On the positive side, the airline provided a complementary lunch for us at the local restaurant -- a delicious buffet that included beef musaka, chicken cachaiore, and kunde curry. Air Tanzania also provided a wonderful service: they laid all of the check-in luggage out on the tarmac, so that we could verify which ones were ours as we physically boarded the plane. While this helped the airline from a security point of view, it also gave us tremendous reassurance that all of our bags were indeed going onto the same plane that we were.
Dar Es Salaam airport (it was Nairobi and Dar Es Salaam that had their US embassies bombed a few years ago)
On board the flight from Dar Es Salaam to Kilimanjaro, Russell was mortified to discover that his economy-class seat (in the second-to-last row) actually had even less legroom than he had on the morning flight. Gail reassured him that yes, they had indeed reduced the leg space while he was away. In addition, the 2:30 PM flight departed fifteen minutes late, during which time we sat in the hot sun with no air conditioning. And of course, the plane was filled completely to capacity by people whose definition of "personal hygiene" differed vastly from ours.

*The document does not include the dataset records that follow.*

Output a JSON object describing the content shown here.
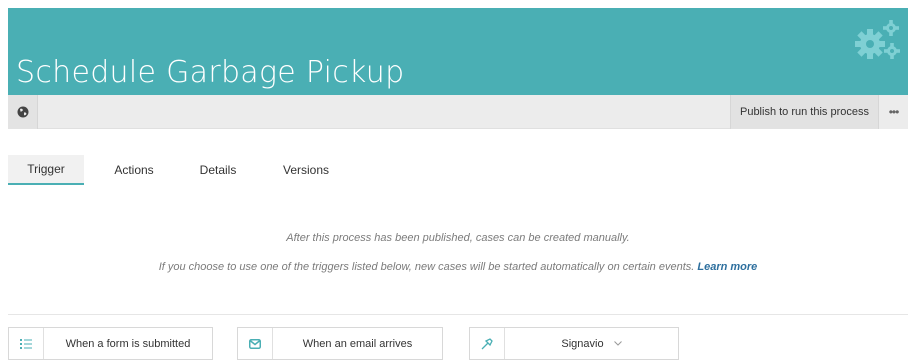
{
  "header": {
    "title": "Schedule Garbage Pickup",
    "bg_color": "#4aafb4",
    "logo_icon": "gears-icon"
  },
  "toolbar": {
    "globe_icon": "globe-icon",
    "publish_label": "Publish to run this process",
    "more_label": "•••"
  },
  "tabs": [
    {
      "label": "Trigger",
      "active": true
    },
    {
      "label": "Actions",
      "active": false
    },
    {
      "label": "Details",
      "active": false
    },
    {
      "label": "Versions",
      "active": false
    }
  ],
  "info": {
    "line1": "After this process has been published, cases can be created manually.",
    "line2": "If you choose to use one of the triggers listed below, new cases will be started automatically on certain events.",
    "learn_more": "Learn more"
  },
  "triggers": [
    {
      "label": "When a form is submitted",
      "icon": "list-icon"
    },
    {
      "label": "When an email arrives",
      "icon": "envelope-icon"
    },
    {
      "label": "Signavio",
      "icon": "signavio-icon",
      "has_dropdown": true
    }
  ],
  "colors": {
    "accent": "#4aafb4",
    "link": "#2d6f9e",
    "muted_text": "#7b7b7b"
  }
}
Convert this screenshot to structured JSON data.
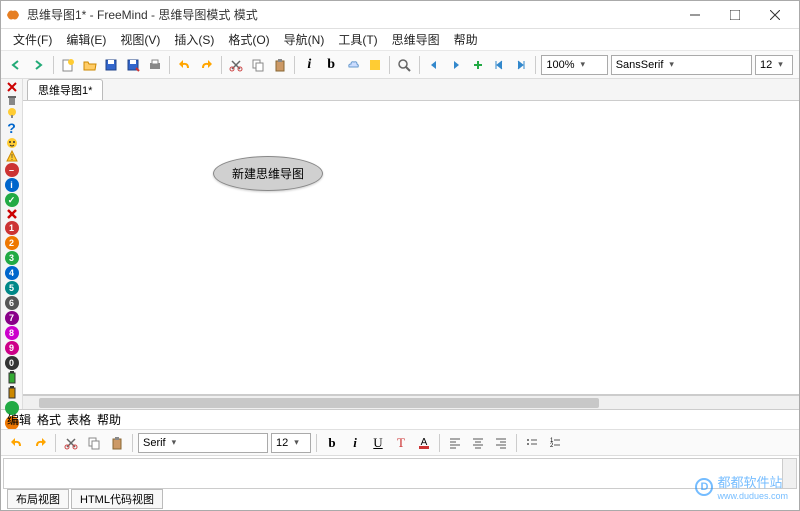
{
  "window": {
    "title": "思维导图1* - FreeMind - 思维导图模式 模式"
  },
  "menu": {
    "file": "文件(F)",
    "edit": "编辑(E)",
    "view": "视图(V)",
    "insert": "插入(S)",
    "format": "格式(O)",
    "navigate": "导航(N)",
    "tools": "工具(T)",
    "mindmap": "思维导图",
    "help": "帮助"
  },
  "toolbar": {
    "zoom": "100%",
    "font": "SansSerif",
    "size": "12"
  },
  "tab": {
    "label": "思维导图1*"
  },
  "node": {
    "text": "新建思维导图"
  },
  "bottom": {
    "menu": {
      "edit": "编辑",
      "format": "格式",
      "table": "表格",
      "help": "帮助"
    },
    "font": "Serif",
    "size": "12",
    "tab1": "布局视图",
    "tab2": "HTML代码视图"
  },
  "watermark": {
    "text": "都都软件站",
    "url": "www.dudues.com"
  }
}
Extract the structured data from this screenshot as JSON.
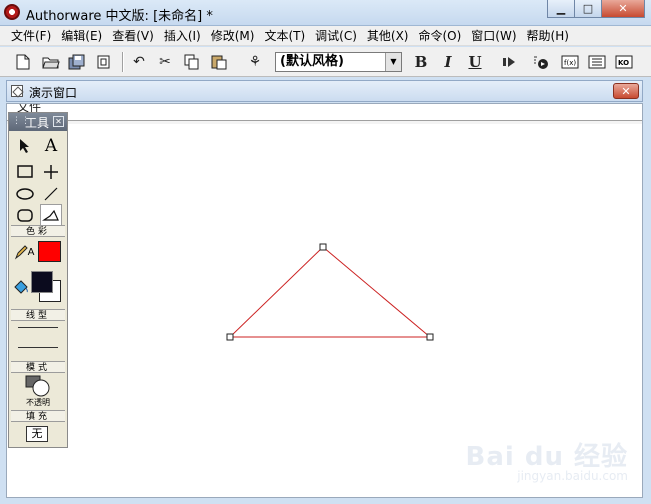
{
  "window": {
    "title": "Authorware 中文版: [未命名] *",
    "controls": [
      "minimize",
      "maximize",
      "close"
    ]
  },
  "menu": [
    "文件(F)",
    "编辑(E)",
    "查看(V)",
    "插入(I)",
    "修改(M)",
    "文本(T)",
    "调试(C)",
    "其他(X)",
    "命令(O)",
    "窗口(W)",
    "帮助(H)"
  ],
  "toolbar": {
    "style_value": "(默认风格)",
    "bold": "B",
    "italic": "I",
    "underline": "U"
  },
  "presentation": {
    "title": "演示窗口",
    "ghost_menu": "文件"
  },
  "palette": {
    "title": "工具",
    "sections": {
      "color": "色彩",
      "line": "线型",
      "mode": "模式",
      "fill": "填充"
    },
    "text_tool": "A",
    "line_color_label": "A",
    "mode_label": "不透明",
    "fill_label": "无",
    "colors": {
      "line_color": "#ff0000",
      "foreground": "#0b0b1e",
      "background": "#ffffff"
    }
  },
  "shape": {
    "type": "triangle",
    "stroke": "#cc2222"
  },
  "watermark": {
    "brand": "Bai du 经验",
    "url": "jingyan.baidu.com"
  }
}
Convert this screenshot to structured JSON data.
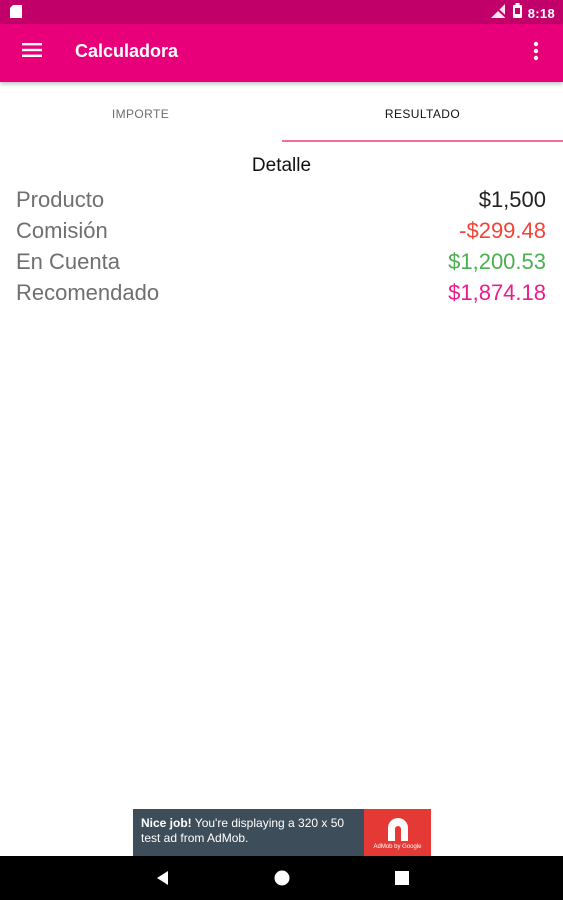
{
  "status_bar": {
    "time": "8:18"
  },
  "app_bar": {
    "title": "Calculadora"
  },
  "tabs": [
    {
      "label": "IMPORTE",
      "selected": false
    },
    {
      "label": "RESULTADO",
      "selected": true
    }
  ],
  "detail": {
    "title": "Detalle",
    "rows": [
      {
        "label": "Producto",
        "value": "$1,500",
        "color": "#222222"
      },
      {
        "label": "Comisión",
        "value": "-$299.48",
        "color": "#f44336"
      },
      {
        "label": "En Cuenta",
        "value": "$1,200.53",
        "color": "#4caf50"
      },
      {
        "label": "Recomendado",
        "value": "$1,874.18",
        "color": "#e91e8c"
      }
    ]
  },
  "ad": {
    "headline": "Nice job!",
    "body": " You're displaying a 320 x 50 test ad from AdMob.",
    "brand": "AdMob by Google"
  },
  "colors": {
    "primary": "#e8007a",
    "primary_dark": "#c2006a",
    "tab_indicator": "#f06e9a"
  }
}
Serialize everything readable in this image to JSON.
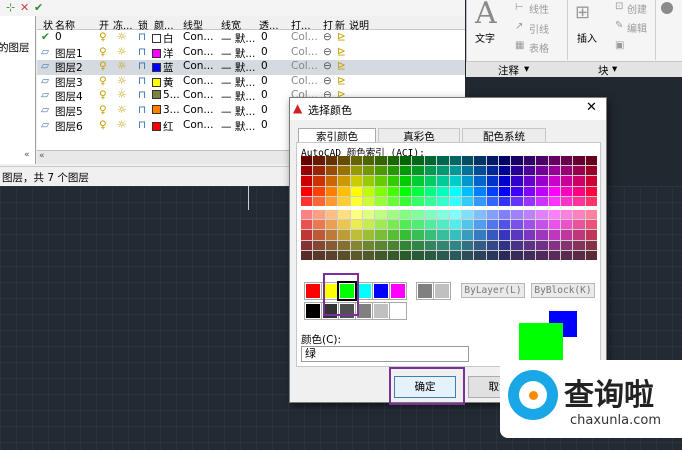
{
  "layer_palette": {
    "left_pane_text": "的图层",
    "columns": [
      "状",
      "名称",
      "开",
      "冻...",
      "锁",
      "颜...",
      "线型",
      "线宽",
      "透...",
      "打...",
      "打",
      "新",
      "说明"
    ],
    "rows": [
      {
        "status": "✔",
        "name": "0",
        "color_name": "白",
        "color": "#ffffff",
        "linetype": "Con...",
        "lineweight": "— 默...",
        "transparency": "0",
        "plot_style": "Col...",
        "selected": false
      },
      {
        "status": "▱",
        "name": "图层1",
        "color_name": "洋",
        "color": "#ff00ff",
        "linetype": "Con...",
        "lineweight": "— 默...",
        "transparency": "0",
        "plot_style": "Col...",
        "selected": false
      },
      {
        "status": "▱",
        "name": "图层2",
        "color_name": "蓝",
        "color": "#0000ff",
        "linetype": "Con...",
        "lineweight": "— 默...",
        "transparency": "0",
        "plot_style": "Col...",
        "selected": true
      },
      {
        "status": "▱",
        "name": "图层3",
        "color_name": "黄",
        "color": "#ffff00",
        "linetype": "Con...",
        "lineweight": "— 默...",
        "transparency": "0",
        "plot_style": "Col...",
        "selected": false
      },
      {
        "status": "▱",
        "name": "图层4",
        "color_name": "5...",
        "color": "#7f7f3f",
        "linetype": "Con...",
        "lineweight": "— 默...",
        "transparency": "0",
        "plot_style": "Col...",
        "selected": false
      },
      {
        "status": "▱",
        "name": "图层5",
        "color_name": "3...",
        "color": "#ff7f00",
        "linetype": "Con...",
        "lineweight": "— 默...",
        "transparency": "0",
        "plot_style": "Col...",
        "selected": false
      },
      {
        "status": "▱",
        "name": "图层6",
        "color_name": "红",
        "color": "#ff0000",
        "linetype": "Con...",
        "lineweight": "— 默...",
        "transparency": "0",
        "plot_style": "Col...",
        "selected": false
      }
    ],
    "status_text": "图层，共 7 个图层",
    "collapse_glyph": "«"
  },
  "ribbon": {
    "text_label": "文字",
    "linear_label": "线性",
    "leader_label": "引线",
    "table_label": "表格",
    "insert_label": "插入",
    "create_label": "创建",
    "edit_label": "编辑",
    "annotation_panel": "注释",
    "block_panel": "块",
    "dropdown_glyph": "▾"
  },
  "dialog": {
    "title": "选择颜色",
    "close_glyph": "✕",
    "tabs": [
      "索引颜色",
      "真彩色",
      "配色系统"
    ],
    "aci_label": "AutoCAD 颜色索引 (ACI):",
    "bylayer_label": "ByLayer(L)",
    "byblock_label": "ByBlock(K)",
    "color_field_label": "颜色(C):",
    "color_field_value": "绿",
    "ok_label": "确定",
    "cancel_label": "取消",
    "current_color": "#00ff00",
    "previous_color": "#0000ff",
    "standard_colors": [
      "#ff0000",
      "#ffff00",
      "#00ff00",
      "#00ffff",
      "#0000ff",
      "#ff00ff"
    ],
    "gray_colors_row1": [
      "#808080",
      "#c0c0c0"
    ],
    "gray_colors_row2": [
      "#000000",
      "#333333",
      "#505050",
      "#808080",
      "#c0c0c0",
      "#ffffff"
    ]
  },
  "watermark": {
    "brand": "查询啦",
    "url": "chaxunla.com"
  }
}
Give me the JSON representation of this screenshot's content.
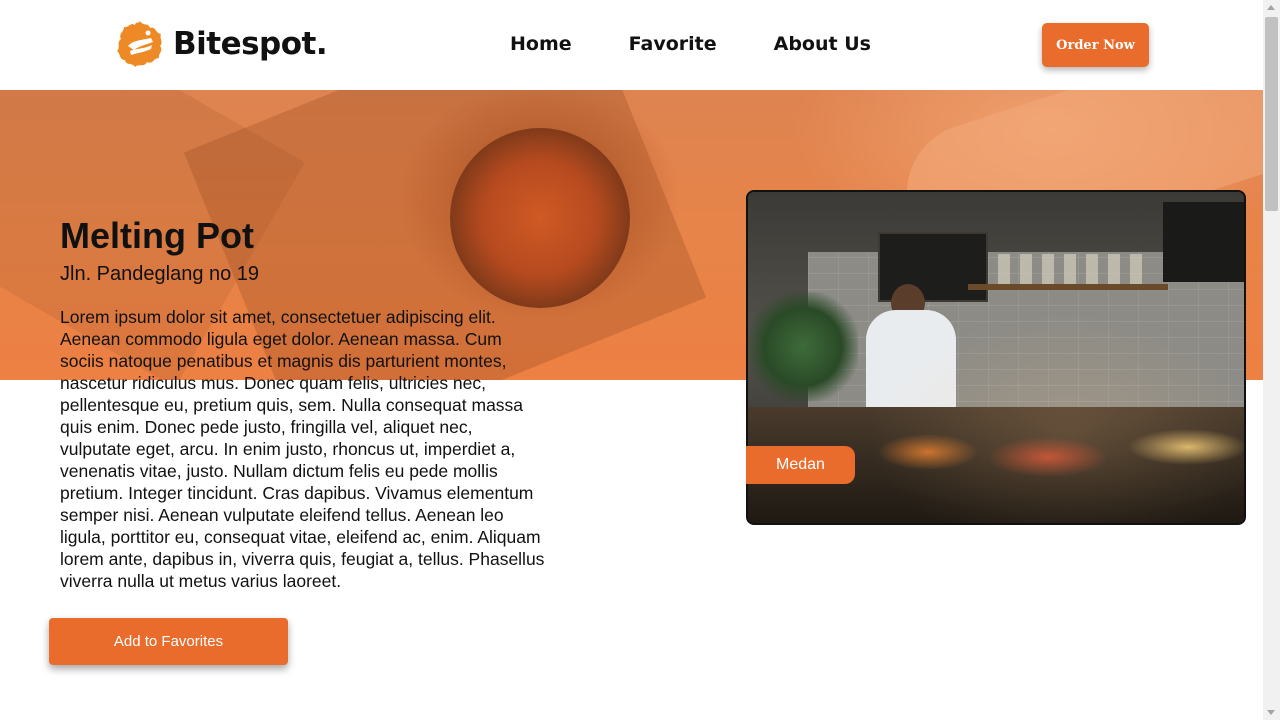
{
  "navbar": {
    "brand": "Bitespot.",
    "logo_icon": "splash-logo-icon",
    "links": [
      {
        "label": "Home"
      },
      {
        "label": "Favorite"
      },
      {
        "label": "About Us"
      }
    ],
    "cta_label": "Order Now"
  },
  "restaurant": {
    "name": "Melting Pot",
    "address": "Jln. Pandeglang no 19",
    "description": "Lorem ipsum dolor sit amet, consectetuer adipiscing elit. Aenean commodo ligula eget dolor. Aenean massa. Cum sociis natoque penatibus et magnis dis parturient montes, nascetur ridiculus mus. Donec quam felis, ultricies nec, pellentesque eu, pretium quis, sem. Nulla consequat massa quis enim. Donec pede justo, fringilla vel, aliquet nec, vulputate eget, arcu. In enim justo, rhoncus ut, imperdiet a, venenatis vitae, justo. Nullam dictum felis eu pede mollis pretium. Integer tincidunt. Cras dapibus. Vivamus elementum semper nisi. Aenean vulputate eleifend tellus. Aenean leo ligula, porttitor eu, consequat vitae, eleifend ac, enim. Aliquam lorem ante, dapibus in, viverra quis, feugiat a, tellus. Phasellus viverra nulla ut metus varius laoreet.",
    "city": "Medan",
    "favorite_button": "Add to Favorites"
  },
  "colors": {
    "accent": "#e96c2c",
    "text": "#111111"
  }
}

We finally arrived in Kilimanjaro at 4:30 PM. As we were already honorary Tanzanians by now, we didn't have to go through Immigration. Hooray! Our long day ended happily when we saw Tom, our safari guide, waiting for us outside of the airport. (He had actually been waiting there since 10:55 AM that morning, which was when our first flight was supposed to have landed in Kilimanjaro.) Gail was so happy, she threw her arms around him and gave him a big hug.
After a short, fifteen-minute drive from Kilimanjaro to Arusha, we met Tom's wife Sandi, with whom Gail had been exchanging email messages for the last several months. Our African safari was about to begin.